Westerman – A Jackal’s Wedding

On avait laissé Westerman en pleine forme avec un second album nommé An Inbuilt Fruit il y a deux années de cela. Le musicien britannique n’aura pas fini de nous enivrer avec des sublimes compositions élégantes qui n’auront pas ini de nous transporter vers des hautes sphères. Et on en veut pour preuve son successeur qui s’intitule A Jackal’s Wedding.
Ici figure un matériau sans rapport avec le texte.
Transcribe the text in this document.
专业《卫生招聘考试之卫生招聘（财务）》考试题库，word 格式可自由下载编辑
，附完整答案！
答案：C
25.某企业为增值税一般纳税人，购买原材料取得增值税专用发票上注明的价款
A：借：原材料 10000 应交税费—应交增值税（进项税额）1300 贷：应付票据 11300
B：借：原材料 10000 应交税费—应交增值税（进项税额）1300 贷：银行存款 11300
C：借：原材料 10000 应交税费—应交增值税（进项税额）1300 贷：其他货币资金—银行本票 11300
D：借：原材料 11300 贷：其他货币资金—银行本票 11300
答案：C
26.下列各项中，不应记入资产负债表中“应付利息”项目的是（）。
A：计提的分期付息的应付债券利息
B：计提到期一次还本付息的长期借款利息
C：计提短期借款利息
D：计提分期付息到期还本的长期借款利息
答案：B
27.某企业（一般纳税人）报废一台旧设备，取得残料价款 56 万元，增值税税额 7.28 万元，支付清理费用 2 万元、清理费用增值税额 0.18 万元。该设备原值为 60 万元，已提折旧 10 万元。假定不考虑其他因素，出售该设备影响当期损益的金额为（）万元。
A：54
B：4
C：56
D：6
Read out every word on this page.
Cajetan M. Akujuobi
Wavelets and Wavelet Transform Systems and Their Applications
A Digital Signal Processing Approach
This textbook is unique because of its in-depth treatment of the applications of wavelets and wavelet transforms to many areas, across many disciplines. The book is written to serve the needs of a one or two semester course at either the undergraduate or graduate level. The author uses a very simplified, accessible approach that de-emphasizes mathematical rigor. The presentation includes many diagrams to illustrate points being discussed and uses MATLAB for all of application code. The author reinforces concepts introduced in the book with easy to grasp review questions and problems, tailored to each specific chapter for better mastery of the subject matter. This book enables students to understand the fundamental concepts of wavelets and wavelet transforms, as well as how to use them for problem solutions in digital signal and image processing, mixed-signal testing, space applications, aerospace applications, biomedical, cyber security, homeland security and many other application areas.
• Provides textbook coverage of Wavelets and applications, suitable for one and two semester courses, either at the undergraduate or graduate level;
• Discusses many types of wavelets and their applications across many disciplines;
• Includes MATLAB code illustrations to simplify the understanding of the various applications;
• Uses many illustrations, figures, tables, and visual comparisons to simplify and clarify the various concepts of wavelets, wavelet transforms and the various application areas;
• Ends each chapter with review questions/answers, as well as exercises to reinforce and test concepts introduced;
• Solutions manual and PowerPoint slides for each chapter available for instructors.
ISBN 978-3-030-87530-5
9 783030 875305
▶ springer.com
C’est en comptant sur l’aide de la musicienne italienne Marta Salogni qui avait collaboré avec Björk, David Byrne ou avec Sampha ainsi que de Stella Mozgawa et de James Krivchenia que je ne présente plus que Westerman ira signer un retour remarquable. Il suffit de se laisser emporter par les arrangements pastoraux et élégants qui brillent notamment lors du morceau d’ouverture nommé « S. Machine » où on retrouve le magnifique falsetto de notre protagoniste avant de prendre de la hauteur avec « About Leaving » et « Adriatic » riches en élégance. A Jackal’s Wedding s’annonce être un périple musical ô combien réjouissant avec également les allures soft-rock de « Mosquito » brouillant les pistes entre folk pastorale et touches électroniques qui n’aura pas fini de nous bercer.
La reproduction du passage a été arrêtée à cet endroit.